Bronzer, samoopalacz, puder...sposób na opaleniznę
Opaleniznę możesz sobie zaprojektować. Odważną, dyskretną albo pozłacaną. Nowe bronzery w płynie, kremie i pudrze to perfekcyjne narzędzia malarskie dla amatorów. Brązu, oczywiście.

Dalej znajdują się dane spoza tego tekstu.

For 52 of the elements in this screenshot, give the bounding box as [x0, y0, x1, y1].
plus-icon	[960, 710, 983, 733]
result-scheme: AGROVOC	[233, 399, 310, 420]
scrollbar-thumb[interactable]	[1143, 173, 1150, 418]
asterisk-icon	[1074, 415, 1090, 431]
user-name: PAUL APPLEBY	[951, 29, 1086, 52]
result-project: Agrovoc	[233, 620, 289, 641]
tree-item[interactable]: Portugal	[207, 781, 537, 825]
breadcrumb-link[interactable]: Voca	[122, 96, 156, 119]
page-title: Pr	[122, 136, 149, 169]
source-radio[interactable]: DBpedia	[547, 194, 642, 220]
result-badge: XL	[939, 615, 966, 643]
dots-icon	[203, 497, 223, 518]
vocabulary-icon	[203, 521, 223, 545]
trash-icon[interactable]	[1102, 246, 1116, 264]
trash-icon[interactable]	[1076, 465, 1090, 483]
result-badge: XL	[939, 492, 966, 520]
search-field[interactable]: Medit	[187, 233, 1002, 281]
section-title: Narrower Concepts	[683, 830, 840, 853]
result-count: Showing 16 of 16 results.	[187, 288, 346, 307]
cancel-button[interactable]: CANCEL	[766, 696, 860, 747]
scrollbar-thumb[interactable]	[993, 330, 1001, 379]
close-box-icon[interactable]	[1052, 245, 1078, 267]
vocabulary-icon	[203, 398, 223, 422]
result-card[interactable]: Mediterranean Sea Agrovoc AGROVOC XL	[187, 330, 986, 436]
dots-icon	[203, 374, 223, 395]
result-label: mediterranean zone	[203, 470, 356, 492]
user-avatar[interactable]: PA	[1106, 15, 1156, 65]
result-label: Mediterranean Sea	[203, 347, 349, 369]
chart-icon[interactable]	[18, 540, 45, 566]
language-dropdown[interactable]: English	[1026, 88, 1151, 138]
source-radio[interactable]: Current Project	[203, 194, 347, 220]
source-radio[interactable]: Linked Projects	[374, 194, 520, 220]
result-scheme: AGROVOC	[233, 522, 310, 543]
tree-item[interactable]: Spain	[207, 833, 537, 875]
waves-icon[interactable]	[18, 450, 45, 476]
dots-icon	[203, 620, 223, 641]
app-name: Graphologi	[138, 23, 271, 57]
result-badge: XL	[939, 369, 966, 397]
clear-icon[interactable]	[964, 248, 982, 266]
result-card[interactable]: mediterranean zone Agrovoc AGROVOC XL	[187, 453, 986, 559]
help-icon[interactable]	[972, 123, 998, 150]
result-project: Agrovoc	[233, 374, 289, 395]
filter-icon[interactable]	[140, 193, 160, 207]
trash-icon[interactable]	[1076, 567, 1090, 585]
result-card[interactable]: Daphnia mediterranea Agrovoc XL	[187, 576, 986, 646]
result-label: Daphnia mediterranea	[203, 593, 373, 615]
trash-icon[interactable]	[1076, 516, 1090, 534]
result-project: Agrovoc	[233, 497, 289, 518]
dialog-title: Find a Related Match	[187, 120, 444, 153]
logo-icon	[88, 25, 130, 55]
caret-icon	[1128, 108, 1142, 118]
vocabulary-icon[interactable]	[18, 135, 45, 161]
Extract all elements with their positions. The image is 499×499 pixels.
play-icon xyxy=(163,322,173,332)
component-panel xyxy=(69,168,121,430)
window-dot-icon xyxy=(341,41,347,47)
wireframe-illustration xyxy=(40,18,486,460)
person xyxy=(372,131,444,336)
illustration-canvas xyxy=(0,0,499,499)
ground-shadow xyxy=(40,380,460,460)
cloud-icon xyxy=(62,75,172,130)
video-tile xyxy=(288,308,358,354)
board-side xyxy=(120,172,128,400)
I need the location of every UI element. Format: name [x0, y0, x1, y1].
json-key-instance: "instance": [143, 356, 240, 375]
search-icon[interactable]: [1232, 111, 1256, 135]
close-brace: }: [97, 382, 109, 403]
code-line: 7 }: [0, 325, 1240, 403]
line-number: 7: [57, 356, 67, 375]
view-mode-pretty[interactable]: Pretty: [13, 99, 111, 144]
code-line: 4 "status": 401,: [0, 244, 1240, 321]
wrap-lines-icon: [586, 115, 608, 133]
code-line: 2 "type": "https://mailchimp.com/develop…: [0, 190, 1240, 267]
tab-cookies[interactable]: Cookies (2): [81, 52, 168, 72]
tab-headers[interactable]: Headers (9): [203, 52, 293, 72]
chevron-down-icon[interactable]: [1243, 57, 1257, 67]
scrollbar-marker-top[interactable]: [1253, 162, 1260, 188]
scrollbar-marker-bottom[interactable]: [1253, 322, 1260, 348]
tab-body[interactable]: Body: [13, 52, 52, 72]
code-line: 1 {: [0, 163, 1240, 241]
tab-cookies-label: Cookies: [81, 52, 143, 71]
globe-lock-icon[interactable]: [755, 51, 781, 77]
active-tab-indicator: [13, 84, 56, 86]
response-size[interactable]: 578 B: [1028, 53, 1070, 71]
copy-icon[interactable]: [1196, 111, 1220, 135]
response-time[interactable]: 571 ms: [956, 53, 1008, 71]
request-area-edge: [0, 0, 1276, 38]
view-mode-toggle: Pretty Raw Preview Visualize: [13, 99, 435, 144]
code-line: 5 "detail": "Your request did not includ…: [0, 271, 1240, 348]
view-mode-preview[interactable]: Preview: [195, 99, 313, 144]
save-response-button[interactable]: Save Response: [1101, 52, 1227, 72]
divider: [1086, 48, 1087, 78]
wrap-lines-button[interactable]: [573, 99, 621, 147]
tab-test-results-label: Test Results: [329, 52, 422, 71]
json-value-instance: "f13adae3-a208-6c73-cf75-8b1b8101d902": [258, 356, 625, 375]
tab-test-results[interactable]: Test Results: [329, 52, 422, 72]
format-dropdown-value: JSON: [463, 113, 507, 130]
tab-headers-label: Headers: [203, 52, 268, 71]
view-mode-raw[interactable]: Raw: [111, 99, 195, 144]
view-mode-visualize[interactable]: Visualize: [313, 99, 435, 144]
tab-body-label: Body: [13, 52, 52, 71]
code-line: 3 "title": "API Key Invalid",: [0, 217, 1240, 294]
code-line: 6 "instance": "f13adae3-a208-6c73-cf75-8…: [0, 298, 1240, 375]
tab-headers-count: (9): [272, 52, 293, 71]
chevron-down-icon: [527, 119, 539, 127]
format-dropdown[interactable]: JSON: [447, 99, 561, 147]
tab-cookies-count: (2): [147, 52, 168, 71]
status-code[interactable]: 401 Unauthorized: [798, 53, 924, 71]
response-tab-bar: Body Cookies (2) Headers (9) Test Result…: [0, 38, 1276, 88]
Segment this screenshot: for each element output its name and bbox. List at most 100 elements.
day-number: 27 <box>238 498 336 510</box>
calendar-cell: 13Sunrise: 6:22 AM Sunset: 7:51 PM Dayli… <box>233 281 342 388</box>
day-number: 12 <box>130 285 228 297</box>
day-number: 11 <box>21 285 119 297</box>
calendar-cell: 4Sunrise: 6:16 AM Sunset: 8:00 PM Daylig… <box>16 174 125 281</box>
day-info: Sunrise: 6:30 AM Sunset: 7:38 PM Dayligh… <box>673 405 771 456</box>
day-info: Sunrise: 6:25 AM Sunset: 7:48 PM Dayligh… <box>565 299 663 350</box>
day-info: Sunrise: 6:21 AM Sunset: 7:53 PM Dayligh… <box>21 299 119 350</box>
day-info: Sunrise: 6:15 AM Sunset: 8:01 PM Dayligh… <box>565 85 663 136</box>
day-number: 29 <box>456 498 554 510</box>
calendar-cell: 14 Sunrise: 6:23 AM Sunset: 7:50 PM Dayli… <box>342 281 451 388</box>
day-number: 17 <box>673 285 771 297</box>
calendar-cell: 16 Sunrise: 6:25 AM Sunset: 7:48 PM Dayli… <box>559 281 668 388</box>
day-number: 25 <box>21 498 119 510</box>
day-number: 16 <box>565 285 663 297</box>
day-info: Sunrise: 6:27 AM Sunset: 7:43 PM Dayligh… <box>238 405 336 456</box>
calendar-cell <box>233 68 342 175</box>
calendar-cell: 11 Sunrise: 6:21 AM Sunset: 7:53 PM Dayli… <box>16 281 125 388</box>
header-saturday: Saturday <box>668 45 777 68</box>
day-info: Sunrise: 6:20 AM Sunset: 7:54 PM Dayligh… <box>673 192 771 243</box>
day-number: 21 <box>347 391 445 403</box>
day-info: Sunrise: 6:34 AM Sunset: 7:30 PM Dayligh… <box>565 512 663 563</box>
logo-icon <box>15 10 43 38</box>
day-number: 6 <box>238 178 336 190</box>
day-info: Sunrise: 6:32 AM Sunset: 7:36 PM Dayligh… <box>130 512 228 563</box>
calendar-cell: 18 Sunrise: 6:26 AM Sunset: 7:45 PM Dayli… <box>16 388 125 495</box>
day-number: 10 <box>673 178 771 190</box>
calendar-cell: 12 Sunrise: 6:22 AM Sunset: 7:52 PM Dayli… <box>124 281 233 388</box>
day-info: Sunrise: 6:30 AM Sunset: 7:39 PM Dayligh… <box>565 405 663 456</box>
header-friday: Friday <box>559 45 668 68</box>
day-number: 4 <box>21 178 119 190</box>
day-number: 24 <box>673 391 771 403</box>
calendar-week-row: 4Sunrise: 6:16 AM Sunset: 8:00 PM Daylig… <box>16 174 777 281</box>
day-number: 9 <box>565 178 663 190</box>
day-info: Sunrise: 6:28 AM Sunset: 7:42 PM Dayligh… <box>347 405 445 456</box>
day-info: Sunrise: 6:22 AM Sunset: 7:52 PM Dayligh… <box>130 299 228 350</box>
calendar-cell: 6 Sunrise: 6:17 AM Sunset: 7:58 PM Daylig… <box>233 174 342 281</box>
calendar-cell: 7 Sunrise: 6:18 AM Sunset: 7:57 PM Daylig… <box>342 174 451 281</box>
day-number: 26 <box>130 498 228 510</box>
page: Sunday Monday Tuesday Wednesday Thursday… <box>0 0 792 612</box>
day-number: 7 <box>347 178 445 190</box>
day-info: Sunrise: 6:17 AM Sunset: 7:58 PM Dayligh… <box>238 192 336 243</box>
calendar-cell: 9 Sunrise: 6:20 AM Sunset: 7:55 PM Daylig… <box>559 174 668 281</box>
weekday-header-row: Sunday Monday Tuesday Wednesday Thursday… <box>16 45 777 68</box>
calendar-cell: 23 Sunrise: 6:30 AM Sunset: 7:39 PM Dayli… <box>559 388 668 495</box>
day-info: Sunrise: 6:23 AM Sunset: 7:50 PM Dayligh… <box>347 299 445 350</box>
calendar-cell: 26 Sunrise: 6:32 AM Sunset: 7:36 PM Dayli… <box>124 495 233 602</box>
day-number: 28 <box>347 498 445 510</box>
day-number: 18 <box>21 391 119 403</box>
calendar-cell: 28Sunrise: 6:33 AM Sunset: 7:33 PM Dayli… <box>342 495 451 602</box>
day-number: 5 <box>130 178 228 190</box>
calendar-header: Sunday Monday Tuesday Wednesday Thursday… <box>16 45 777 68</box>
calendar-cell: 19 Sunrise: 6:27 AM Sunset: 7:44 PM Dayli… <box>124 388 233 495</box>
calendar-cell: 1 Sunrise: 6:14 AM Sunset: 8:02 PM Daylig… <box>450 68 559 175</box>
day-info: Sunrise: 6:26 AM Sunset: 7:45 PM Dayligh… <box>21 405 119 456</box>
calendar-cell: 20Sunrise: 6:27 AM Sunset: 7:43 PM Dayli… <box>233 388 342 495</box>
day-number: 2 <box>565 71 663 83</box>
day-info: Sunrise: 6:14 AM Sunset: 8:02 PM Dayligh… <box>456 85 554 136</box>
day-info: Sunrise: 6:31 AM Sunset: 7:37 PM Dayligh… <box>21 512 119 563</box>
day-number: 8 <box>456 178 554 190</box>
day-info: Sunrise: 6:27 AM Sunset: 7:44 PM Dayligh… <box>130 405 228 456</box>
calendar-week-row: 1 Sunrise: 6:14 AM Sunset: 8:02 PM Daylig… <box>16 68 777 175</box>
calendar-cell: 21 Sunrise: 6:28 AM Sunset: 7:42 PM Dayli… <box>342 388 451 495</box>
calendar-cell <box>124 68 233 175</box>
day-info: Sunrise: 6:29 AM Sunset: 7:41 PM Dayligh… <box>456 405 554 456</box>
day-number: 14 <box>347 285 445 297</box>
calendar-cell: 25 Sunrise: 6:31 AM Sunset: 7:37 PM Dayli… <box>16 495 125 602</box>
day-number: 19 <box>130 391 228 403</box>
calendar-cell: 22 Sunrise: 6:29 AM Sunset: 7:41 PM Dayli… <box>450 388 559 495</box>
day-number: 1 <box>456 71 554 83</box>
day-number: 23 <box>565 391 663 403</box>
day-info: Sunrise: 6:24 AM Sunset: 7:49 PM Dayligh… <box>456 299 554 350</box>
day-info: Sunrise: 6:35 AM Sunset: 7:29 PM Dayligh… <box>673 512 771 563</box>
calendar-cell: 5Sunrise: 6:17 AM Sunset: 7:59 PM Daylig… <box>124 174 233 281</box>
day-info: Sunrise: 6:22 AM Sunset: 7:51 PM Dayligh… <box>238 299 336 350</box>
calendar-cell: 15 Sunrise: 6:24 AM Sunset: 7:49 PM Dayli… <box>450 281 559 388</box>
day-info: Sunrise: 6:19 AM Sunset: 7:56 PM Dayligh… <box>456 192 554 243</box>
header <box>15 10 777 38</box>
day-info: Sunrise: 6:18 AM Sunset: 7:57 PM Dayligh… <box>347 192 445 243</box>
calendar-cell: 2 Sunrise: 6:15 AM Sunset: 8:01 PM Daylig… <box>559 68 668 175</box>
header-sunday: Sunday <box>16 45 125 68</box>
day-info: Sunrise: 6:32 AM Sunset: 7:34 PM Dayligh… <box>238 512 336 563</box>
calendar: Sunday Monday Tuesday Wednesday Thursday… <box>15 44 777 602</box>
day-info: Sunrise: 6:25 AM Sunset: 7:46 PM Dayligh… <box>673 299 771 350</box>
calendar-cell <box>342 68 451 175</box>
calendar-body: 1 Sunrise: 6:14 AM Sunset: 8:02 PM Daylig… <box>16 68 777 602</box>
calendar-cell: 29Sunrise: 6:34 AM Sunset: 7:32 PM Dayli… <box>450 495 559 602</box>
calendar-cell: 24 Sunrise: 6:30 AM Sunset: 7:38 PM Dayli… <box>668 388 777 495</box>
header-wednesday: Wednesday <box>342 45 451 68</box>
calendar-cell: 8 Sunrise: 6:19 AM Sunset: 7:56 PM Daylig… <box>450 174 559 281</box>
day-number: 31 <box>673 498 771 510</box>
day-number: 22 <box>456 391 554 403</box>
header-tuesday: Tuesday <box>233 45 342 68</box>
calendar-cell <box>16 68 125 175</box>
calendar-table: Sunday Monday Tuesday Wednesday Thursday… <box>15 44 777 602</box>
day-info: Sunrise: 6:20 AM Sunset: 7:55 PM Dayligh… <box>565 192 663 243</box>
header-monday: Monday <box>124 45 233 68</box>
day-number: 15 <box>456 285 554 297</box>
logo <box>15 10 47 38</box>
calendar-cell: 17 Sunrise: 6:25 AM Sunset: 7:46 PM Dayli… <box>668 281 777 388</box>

KTO SIĘ BOI SAMOOPALACZA...
nie musi go używać! Nowoczesne technologie kosmetyków brązujących powalają na kolana. Choćby seria Bronzing Beauty Lancastera. Pierwszy raz zastosowano w niej zawieszone w kremie granulki z pigmentami. Krem w tubce? Biały! Gdy jednak rozcierasz go na ciele, granulki pękają, uwalniając żółte i czerwone pigmenty, które, rozpuszczone w kremie, dają idealnie równy kolor. W tej linii jest też krem do nóg, moim zdaniem hit! Świeżo malowane? Ale można dotykać. Bronzer łapie kontakt z naskórkiem, nie ściera się i nie brudzi ubrania. Poddaje się dopiero pod prysznicem.
TYMCZASEM ODWAŻNI...
sięgną po nowoczesne samoopalacze o lekkich formułach, np. ukochany przez Francuzki Soleil Prodigieux Nuxe'a. Od razu nadaje skórze miedziany połysk (widzisz, czy równo go rozprowadziłaś), mocne nawilżenie, a po godzinie także dyskretny kolor
KURS ZŁOTEGO
Zanim kupisz bronzer ze złotym połyskiem, najpierw zaplanuj efekt, o jakim marzysz. Złote ciało à la Donatella Versace? Imprezowe złoto (świetnie wygląda na dekolcie i nogach) uzyskasz, rozmasowując na skórze bronzer w płynie (np. mój ulubiony Bronze Goddess Estée Lauder). Efekt naturalnej opalenizny otrzymasz, oprószając skórę pozłacanym pudrem w kamieniu. Testowałam puder Croisière Givenchy i spodobał mi się niesamowicie seksowny efekt na jasnej skórze! Opala się nim nawet porcelanowa Liv Tylor.
CIEMNA STRONA PUDRU
Matowe pudry brązujące są proste w użyciu. Musisz mieć tylko duży pędzel i pamiętać o wcześniejszym muśnięciu skóry zwykłym transparentnym pudrem (bronzer nie będzie zostawiał placków). Jestem pod wrażeniem oryginalnego pudru marki Synesis w pomarańczowym kolorze. Choć nie jest to stricte puder brązujący, nadaje skórze bardzo świeży, muśnięty słońcem wygląd.